Why it matters: Legal advocates say the case could set a legal precedent across Latin America, which has the world's highest concentration of trans murders, according to activists.


  • It's also the first case to ask the Inter-American Court of Human Rights' whether a government has failed to protect a transgender person.

Background: In June 2009, Hernández's body was found around 7am local time on a San Pedro Sula street. An examination at the scene by first responders judged her time of death to be the middle of the previous night, when a curfew was in place that allowed only military and law enforcement outdoors.

She had been shot in the head, Kacey Mordecai, a senior staff attorney with Robert F. Kennedy Human Rights, which brought the case before the court, told Axios.

  • Two other trans women reported that on the night of Hernández death, a police patrol car, or "military patrol," drove up to them and Hernández, who was a sex worker. The three women scattered as they were approached, per testimony given in November by Claudia Spellmant, who had spoken to the two women at Vicky's funeral.
  • Attorneys with RFK Human Rights say they have not seen evidence from authorities that a final autopsy report was ever completed.
  • Honduran human rights group Cattrachas alleges that Hernández was the victim of an extrajudicial killing, citing the circumstances and timing of her death.

The other side: “There is no evidence at all, and nor can it be rationally inferred, that those responsible for Vicky Hernández’s death were members of the public safety forces, simply because a patrol car trying to avoid lamentable tragedies happened to be nearby,” Sonia Escobar Rodríguez, the government's lawyer for the case, wrote in an argument summary shared with the New York Times.
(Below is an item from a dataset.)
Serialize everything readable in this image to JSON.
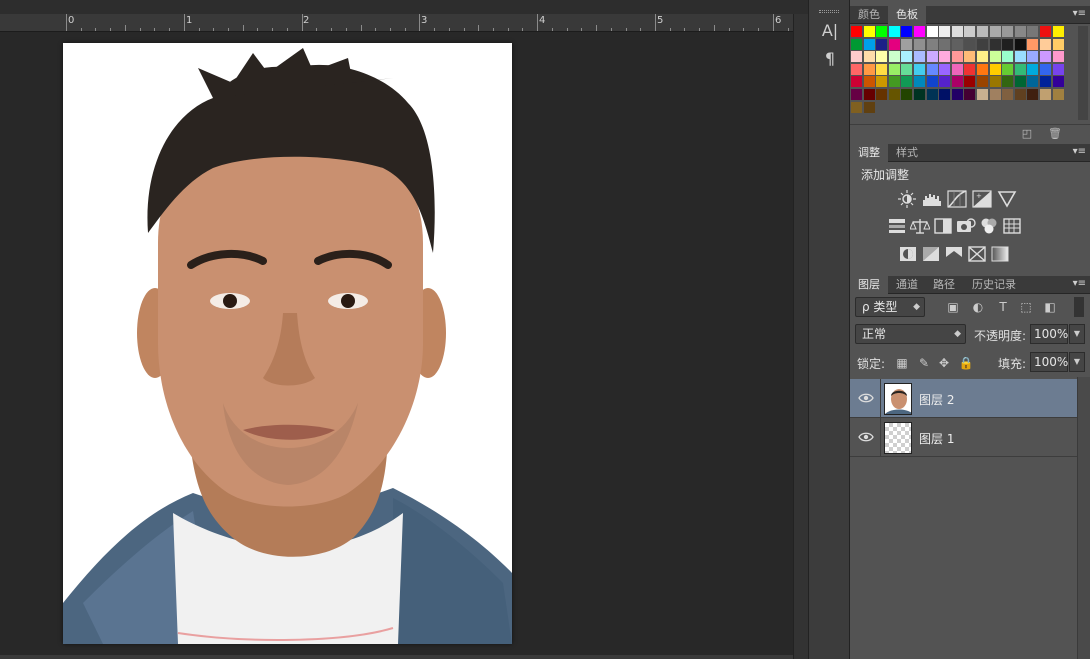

The big picture: The case and the government's response highlight the broader dangers and inequities for transgender people in Honduras, Mordecai said.

  • "Our case is about Vicky's death. It was the moment that cost her her life. But to me, what it represents, it's really about her life in Honduras and how she wasn't able to live as Vicky Hernández."

What they're saying: "They told me to fight and fight, so that Vicky's death does not go unpunished," Rosa Hernández, Vicky's mother, told the Los Angeles Blade from her home in San Pedro Sula.

  • The Inter-American court required the state to protect Vicky's relatives after her mother received three phone calls from someone claiming to be a Honduras police representative. The state acknowledged the calls took place and said they weren't meant to be intimidating.

The bottom line: Even if the court requires Honduras to pay damages to Hernández' family, systemic changes — like training police and legally recognizing trans people's names and genders — are still needed to fight anti-trans discrimination in the country.